Bronx Science's approximately 25,000 alumnae include:
1940s: Dr. Naomi Amir, a graduate of NYU Medical School, and pioneering pediatric neurologist in Israel.
1950s: Myriam Sarachik, distinguished professor of physics at the City College of New York; June Ellenoff O'Neill, former head of the Congressional Budget Office; Joan Straumanis, former president of Antioch College; and Congresswoman Nita Lowey, D-N.Y., who just retired as the chairwoman of the powerful House Appropriations Committee.
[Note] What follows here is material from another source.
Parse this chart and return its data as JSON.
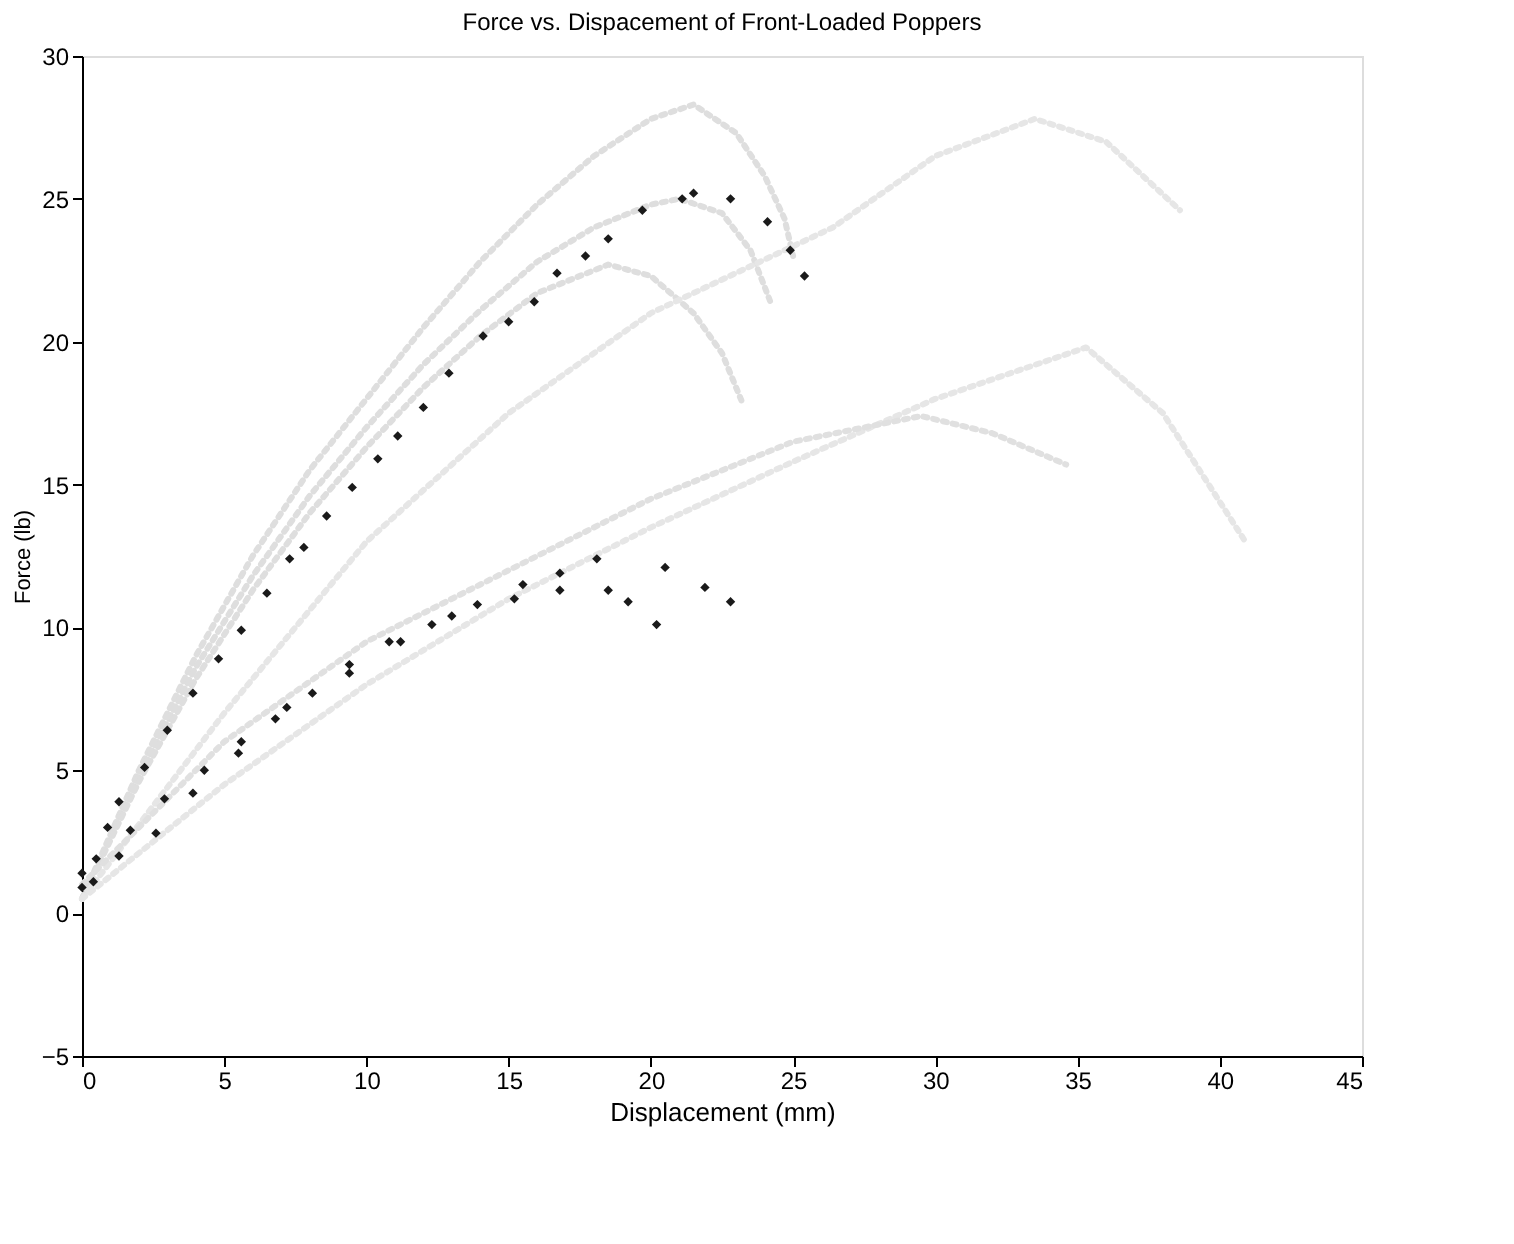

1960s: Dr. Barbara Stoll, former dean of the University of Texas Medical School at Houston; Rose-Marie Bravo, former CEO of Burberry; Janet Mertz, a pathbreaking biochemist and molecular biologist at the University of Wisconsin-Madison; and Ellen Kaden, the former chief legal officer at CBS and Campbell Soup.
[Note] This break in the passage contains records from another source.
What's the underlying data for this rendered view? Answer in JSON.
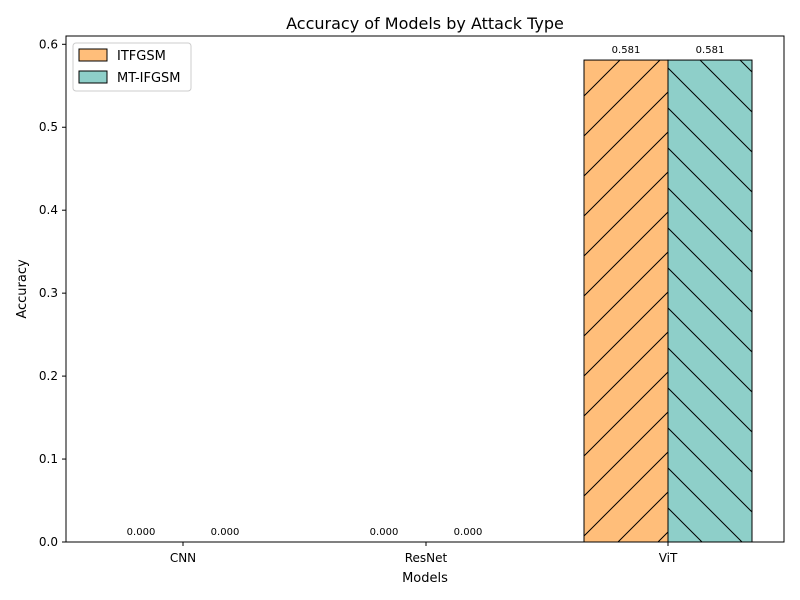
{
  "chart_data": {
    "type": "bar",
    "title": "Accuracy of Models by Attack Type",
    "xlabel": "Models",
    "ylabel": "Accuracy",
    "categories": [
      "CNN",
      "ResNet",
      "ViT"
    ],
    "series": [
      {
        "name": "ITFGSM",
        "values": [
          0.0,
          0.0,
          0.581
        ],
        "labels": [
          "0.000",
          "0.000",
          "0.581"
        ],
        "color": "#ffbe7a",
        "hatch": "forward"
      },
      {
        "name": "MT-IFGSM",
        "values": [
          0.0,
          0.0,
          0.581
        ],
        "labels": [
          "0.000",
          "0.000",
          "0.581"
        ],
        "color": "#8ecfc9",
        "hatch": "backward"
      }
    ],
    "ylim": [
      0,
      0.61
    ],
    "yticks": [
      0.0,
      0.1,
      0.2,
      0.3,
      0.4,
      0.5,
      0.6
    ],
    "ytick_labels": [
      "0.0",
      "0.1",
      "0.2",
      "0.3",
      "0.4",
      "0.5",
      "0.6"
    ],
    "legend_position": "top-left",
    "grid": false
  }
}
1970s: Esther Hu, professor of astronomy at the University of Hawaii; Wanda Austin, former president of the University of Southern California and CEO of The Aerospace Company; Dora Irizarry, the former chief judge for the U.S. District Court for the Eastern District of New York; and Dr. Judy Yee, the chairwoman of radiology at Montefiore Hospital and professor at Albert Einstein Medical School (both in the Bronx).
1980s: Lisa Su, president and CEO of Advanced Micro Devices, a world leader in semiconductor manufacturing; Jill Bargonetti, professor and cancer researcher at the City University of New York; and Min Jin Lee, novelist and former lawyer.
Another Bronx Science alumna from the 1980s, Dr. Hayley Altman-Gans, of Stanford University Medical School, is one of the experts on the independent advisory panel, appointed by the FDA, which has evaluated the safety and efficacy of the COVID vaccines.
In post-World War II America, Bronx Science graduated more women who became physicians than any other high school, and they spearheaded the phenomenal rise of women in the nation's medical schools.
In 1950, there were 5,000 male and 600 female medical students.
In 1970, there were 7,600 males and 700 females.
In 1990, as a direct result of the academic gender barriers shattered by Dr. Alice de Rivera Haines, there were 10,000 men and 5,000 women in the nation's medical schools.
In 2019, there were 47,000 female and 46,000 male medical students.
Finally, Joe Biden should award the Presidential Medal of Freedom to Morris Meister, Bronx Science's principal between 1938 and 1958, and to Dr. Alice de Rivera Haines, for their visionary – and linked – advancement of world-class coeducation, in both the STEM disciplines and humanities, in New York City and across the country.